Ce qu’on sait moins, et que le site américain Smith Sonian Magazine a suggéré en 2012 avec force détails (même si Benchley a nié tout lien dans le New-York Times en 2001), c’est que le roman serait lui-même inspiré d’un fait divers hallucinant impliquant des jeunes gens du New-Jersey près de 60 ans auparavant.

UNE SUCCESSION DE SOMBRES AFFAIRES DANS LE NEW-JERSEY EN 1916

Coupure de presse de l’époque / In 1916, a great white shark attacked five people near the Jersey Shore. © (Library of Congress)

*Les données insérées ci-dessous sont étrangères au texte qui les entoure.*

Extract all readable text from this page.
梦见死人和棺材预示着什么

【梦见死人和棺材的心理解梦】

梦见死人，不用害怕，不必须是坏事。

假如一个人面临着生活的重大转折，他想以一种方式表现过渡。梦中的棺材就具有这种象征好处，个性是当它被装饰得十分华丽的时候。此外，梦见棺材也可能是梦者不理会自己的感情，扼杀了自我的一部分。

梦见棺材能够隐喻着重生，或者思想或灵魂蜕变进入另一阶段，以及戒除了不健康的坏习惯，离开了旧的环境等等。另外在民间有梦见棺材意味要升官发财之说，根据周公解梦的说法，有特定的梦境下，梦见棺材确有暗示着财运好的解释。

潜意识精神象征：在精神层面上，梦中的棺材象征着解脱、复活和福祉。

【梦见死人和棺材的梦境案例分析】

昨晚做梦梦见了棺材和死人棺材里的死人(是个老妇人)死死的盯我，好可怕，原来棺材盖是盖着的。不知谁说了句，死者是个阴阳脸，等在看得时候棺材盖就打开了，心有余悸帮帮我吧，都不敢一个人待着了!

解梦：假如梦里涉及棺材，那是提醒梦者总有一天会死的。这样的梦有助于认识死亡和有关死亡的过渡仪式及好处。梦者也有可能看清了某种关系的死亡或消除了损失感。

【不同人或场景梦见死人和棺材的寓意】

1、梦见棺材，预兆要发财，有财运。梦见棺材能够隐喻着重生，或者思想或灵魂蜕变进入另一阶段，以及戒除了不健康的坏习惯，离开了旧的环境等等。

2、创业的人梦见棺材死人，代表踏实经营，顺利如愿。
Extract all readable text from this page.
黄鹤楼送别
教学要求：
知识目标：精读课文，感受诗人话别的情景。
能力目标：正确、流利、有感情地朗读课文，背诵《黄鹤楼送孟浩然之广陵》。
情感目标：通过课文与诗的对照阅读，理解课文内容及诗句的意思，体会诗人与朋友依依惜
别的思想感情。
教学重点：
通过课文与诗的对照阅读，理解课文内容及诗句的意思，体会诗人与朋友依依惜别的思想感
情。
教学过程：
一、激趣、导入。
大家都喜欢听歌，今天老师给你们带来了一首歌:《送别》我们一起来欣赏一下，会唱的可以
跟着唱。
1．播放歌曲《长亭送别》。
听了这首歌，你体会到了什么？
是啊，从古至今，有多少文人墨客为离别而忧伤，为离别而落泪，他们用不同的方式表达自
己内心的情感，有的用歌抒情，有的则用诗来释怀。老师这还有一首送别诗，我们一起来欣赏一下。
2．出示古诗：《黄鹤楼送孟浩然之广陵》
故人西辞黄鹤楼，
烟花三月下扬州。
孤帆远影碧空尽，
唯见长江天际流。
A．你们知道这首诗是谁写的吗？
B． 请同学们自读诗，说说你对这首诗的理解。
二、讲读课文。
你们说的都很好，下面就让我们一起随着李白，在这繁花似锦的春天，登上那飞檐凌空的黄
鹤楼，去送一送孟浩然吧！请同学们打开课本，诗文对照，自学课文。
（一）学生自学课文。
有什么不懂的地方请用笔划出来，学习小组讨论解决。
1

Nous sommes le 1er juillet 1916. Fils d’un businessman réputé de Philadelphie, Charles Vansant, 25 ans, se rend sur la plage de Beach Haven. Victime d’un requin, le jeune homme est repéré par plusieurs hommes qui tentent de le sauver, en vain. Seulement cinq jours plus tard, Charles Bruder, 27 ans au compteur et groom dans un hôtel, décède après s’être baigné près de Spring Lake. Un capitaine de bateau affirme alors avoir vu un requin, mais son témoignage n’est pas soutenu par les locaux. À l’époque, ils étaient peu à croire à la dangerosité des squales. Sont alors évoquées d’autres hypothèses, parfois étranges – certains sont allés jusqu’à rejeter la faute sur les tortues de mer, comme l’a expliqué George Burgess, ichtyologiste et biologiste des pêches au Florida Museum of Natural History de l’Université de Floride, au Smith Sonian Magazine.

Mais quand, six jours seulement après la mort de Bruder, d’autres drames viennent frapper de plein fouet les habitants du New-Jersey, le vent tourne. Le 12 juillet, aux environs de Matawan Creek, le petit Lester Stillwell, 11 ans, est lui aussi attaqué. Watson Stanley Fisher, alors témoin de la scène, essaie de le sauver, sans succès. Il succombera quelques heures plus tard à ses blessures. Une demi-heure plus tard, un adolescent, Joseph Dunn, se fait lui aussi poursuivre, mais parvient à s’échapper. Ces tragédies poussent à la vindicte populaire : des habitants du New-Jersey font sauter le soir même la crique avec de la dynamite (le lien avec le roman de Benchley semble alors évident). Ils auront finalement la peau du requin blanc, qu’ils parviennent à capturer et dont ils découvrent que l’estomac est rempli de restes humains.

Ces histoires, tout comme la violence du film de Spielberg, ont profondément marqué notre perception collective des requins. Au grand regret de Peter Benchley qui, d’après cet article du Boston, a confié avoir regretté la parution de ce roman, l’espèce étant grandement menacée.